A Assembleia Legislativa não pode fazer sabatina prévia para aprovar a nomeação de todas as autoridades nomeadas pelo chefe do Executivo local. Assim entendeu o Plenário do Supremo Tribunal Federal ao julgar, nesta quarta-feira (3/6), ação que questiona trechos da Constituição de Roraima.

Por maioria, os ministros entenderam pela impossibilidade de sabatinar previamente dirigentes de autarquias, presidentes de empresas públicas de economia mista, de fundações públicas, interventores de municípios, defensores-públicos gerais e titulares da Procuradoria-Geral do Estado.

A ação foi ajuizada pelo governo de Roraima contra dispositivos da Emenda 7/1999, que previa sabatina prévia pela Assembleia Legislativa para referendar as nomeações. 

Nesta quarta, os ministros retomaram julgamento, que começou em 2018. Na ocasião, o relator, ministro Ricardo Lewandowski, entendeu que é constitucional a sabatina para autarquias e fundações públicas e a arguição pública dos interventores dos municípios. Mas ele foi contrário a essa possibilidade no caso de sociedades de economia mista e empresas públicas. Assim, declarou parcialmente inconstitucional a exigência prévia da Assembleia. 
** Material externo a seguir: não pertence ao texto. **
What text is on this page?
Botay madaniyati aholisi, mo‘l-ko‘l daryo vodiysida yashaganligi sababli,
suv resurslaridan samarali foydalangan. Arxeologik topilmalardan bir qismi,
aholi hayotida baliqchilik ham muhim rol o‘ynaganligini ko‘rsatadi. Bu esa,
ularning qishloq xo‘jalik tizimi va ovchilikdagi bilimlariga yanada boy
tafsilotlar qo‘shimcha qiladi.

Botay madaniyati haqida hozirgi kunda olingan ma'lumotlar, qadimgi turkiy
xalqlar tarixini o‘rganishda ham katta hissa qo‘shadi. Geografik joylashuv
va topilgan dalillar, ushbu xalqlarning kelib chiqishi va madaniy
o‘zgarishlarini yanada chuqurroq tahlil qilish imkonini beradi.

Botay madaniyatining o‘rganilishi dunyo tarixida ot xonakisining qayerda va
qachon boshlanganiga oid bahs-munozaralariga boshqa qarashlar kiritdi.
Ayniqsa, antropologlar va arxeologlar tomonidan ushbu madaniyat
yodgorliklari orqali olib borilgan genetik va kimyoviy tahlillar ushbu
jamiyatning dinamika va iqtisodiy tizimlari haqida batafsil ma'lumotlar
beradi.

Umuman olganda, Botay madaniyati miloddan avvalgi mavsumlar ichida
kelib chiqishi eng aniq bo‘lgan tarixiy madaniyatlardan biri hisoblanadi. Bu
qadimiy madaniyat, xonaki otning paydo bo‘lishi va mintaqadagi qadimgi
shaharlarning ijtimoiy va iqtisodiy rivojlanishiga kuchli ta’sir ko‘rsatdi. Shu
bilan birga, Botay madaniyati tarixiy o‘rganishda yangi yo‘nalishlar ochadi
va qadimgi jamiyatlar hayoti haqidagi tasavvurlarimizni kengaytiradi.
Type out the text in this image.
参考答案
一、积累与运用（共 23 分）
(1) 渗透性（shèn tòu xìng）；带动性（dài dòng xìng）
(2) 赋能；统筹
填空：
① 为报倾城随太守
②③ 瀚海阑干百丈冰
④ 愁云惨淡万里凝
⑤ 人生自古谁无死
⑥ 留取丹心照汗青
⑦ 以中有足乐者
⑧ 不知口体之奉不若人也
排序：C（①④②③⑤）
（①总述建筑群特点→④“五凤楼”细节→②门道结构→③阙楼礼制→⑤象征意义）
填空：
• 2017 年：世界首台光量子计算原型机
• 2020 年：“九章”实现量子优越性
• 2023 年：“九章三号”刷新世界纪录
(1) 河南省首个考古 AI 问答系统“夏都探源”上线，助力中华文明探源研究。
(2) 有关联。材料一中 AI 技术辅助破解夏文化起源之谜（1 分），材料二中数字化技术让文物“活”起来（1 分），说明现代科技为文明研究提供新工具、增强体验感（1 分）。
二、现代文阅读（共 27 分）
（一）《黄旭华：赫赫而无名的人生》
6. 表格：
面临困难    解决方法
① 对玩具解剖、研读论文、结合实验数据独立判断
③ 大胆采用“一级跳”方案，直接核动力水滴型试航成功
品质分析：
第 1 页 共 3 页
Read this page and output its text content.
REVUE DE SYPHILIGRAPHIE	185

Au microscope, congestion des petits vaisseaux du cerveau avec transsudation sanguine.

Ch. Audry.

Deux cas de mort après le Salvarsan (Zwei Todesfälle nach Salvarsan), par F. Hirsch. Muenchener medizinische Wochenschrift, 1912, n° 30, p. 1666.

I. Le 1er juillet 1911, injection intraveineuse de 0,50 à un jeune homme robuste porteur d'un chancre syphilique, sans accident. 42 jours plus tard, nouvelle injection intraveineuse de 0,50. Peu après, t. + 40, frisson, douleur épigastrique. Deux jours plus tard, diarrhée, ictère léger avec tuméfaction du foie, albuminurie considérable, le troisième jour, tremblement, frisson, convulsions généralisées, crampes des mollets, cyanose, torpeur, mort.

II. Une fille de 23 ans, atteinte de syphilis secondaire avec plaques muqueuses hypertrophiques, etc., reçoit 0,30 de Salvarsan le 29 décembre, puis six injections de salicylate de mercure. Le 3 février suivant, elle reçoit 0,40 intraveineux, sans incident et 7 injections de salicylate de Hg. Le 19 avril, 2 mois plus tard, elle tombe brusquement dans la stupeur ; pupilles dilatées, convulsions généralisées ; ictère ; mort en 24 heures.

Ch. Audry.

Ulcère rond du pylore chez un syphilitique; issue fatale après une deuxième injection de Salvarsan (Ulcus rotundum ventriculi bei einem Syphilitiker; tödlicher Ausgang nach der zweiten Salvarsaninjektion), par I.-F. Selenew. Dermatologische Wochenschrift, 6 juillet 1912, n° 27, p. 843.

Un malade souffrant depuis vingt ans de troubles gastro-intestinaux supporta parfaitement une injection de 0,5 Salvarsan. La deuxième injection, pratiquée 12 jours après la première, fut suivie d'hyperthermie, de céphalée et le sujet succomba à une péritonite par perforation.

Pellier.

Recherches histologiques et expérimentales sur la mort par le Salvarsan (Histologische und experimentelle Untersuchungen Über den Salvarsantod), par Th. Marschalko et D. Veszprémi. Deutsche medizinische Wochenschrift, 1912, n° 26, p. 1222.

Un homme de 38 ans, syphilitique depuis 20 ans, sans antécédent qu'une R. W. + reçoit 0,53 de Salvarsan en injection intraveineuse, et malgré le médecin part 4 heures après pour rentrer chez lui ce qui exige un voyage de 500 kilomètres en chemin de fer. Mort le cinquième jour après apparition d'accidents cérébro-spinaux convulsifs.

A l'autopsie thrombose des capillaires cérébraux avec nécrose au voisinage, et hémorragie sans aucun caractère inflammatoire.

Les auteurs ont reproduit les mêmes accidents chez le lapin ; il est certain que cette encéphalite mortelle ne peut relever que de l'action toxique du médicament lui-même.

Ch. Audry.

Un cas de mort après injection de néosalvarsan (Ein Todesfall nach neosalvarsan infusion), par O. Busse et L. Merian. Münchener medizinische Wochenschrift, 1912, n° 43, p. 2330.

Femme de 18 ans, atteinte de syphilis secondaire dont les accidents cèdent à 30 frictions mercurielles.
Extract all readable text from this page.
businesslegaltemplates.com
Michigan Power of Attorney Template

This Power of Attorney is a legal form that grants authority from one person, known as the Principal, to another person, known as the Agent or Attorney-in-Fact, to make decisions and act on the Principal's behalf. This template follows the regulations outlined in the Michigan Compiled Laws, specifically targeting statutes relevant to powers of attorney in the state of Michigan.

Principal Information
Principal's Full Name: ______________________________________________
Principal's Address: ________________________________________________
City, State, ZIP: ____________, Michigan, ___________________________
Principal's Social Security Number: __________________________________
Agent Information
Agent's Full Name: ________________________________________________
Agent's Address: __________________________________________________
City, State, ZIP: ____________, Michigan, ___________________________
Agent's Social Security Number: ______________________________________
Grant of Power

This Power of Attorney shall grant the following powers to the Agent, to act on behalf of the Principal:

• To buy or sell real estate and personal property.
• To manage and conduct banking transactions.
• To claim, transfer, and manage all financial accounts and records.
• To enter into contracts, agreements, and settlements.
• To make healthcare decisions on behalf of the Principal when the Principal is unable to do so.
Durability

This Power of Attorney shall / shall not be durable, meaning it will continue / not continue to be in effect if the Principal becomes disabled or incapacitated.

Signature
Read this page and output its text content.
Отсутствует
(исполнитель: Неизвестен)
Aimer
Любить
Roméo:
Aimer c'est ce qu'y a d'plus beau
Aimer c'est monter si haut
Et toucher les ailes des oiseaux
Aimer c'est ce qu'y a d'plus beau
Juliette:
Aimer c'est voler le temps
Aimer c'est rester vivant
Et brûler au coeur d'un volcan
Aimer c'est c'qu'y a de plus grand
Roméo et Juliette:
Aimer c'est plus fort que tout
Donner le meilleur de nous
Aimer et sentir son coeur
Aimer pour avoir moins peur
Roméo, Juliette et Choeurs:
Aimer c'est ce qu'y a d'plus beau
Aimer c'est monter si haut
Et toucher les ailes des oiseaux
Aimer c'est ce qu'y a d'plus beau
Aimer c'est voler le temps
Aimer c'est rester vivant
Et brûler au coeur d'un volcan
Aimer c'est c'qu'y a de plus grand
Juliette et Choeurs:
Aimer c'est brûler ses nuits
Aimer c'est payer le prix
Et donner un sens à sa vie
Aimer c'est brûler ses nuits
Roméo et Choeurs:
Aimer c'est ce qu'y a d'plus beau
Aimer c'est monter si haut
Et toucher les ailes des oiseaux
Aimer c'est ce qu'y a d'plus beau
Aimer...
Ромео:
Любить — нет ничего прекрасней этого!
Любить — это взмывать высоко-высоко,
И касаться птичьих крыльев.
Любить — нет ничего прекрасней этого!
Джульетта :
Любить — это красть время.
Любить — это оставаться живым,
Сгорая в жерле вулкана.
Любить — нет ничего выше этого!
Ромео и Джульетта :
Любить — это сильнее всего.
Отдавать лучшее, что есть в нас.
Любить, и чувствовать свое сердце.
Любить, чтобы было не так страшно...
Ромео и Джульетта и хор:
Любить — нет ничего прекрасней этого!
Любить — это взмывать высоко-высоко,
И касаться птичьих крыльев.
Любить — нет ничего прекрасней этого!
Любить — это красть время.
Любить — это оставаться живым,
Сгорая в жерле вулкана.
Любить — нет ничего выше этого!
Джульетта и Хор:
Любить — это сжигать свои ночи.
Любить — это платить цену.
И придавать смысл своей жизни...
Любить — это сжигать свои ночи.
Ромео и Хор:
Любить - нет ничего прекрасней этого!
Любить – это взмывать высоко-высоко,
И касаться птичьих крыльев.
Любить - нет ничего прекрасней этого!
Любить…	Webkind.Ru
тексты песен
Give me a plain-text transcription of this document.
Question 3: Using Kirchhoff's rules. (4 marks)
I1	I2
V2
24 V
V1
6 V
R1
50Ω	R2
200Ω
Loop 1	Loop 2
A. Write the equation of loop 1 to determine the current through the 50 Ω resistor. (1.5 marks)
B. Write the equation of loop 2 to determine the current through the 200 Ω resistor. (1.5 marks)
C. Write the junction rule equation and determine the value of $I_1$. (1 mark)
Além disso, considerou que não ofende a Constituição Federal a possibilidade de arguição do defensor público-geral no Estado, pois o cargo no âmbito federal deve ser sabatinado pelo Congresso Nacional, e a previsão de arguição pública dos interventores dos municípios. Apenas o ministro Luiz Edson Fachin acompanhou o voto integralmente.

Acabou vencendo a divergência apresentada pelo ministro Alexandre de Moraes, para quem a intervenção deve ser ato de competência do chefe do Poder Executivo. De acordo com o ministro, a Constituição define que, em até 24 horas, o decreto de intervenção em estado deve ser analisado pelo Congresso Nacional, para verificar as condições, hipóteses, extensão e legalidade do ato, mas não para aprovar o interventor nomeado pelo presidente da República.

Além disso, Moraes discordou da sabatina do defensor público-geral do estado, afirmando que a Constituição prevê que a Defensoria Pública deve ser organizada por lei complementar. Segundo o ministro, a Lei Complementar 80/1994 define a necessidade de aprovação do defensor público-geral federal pelo Senado, mas não no âmbito dos estados.  

Seu voto foi acompanhado pelos ministros Luís Roberto Barroso, Gilmar Mendes, Luiz Fux, Rosa Weber e Cármen Lúcia.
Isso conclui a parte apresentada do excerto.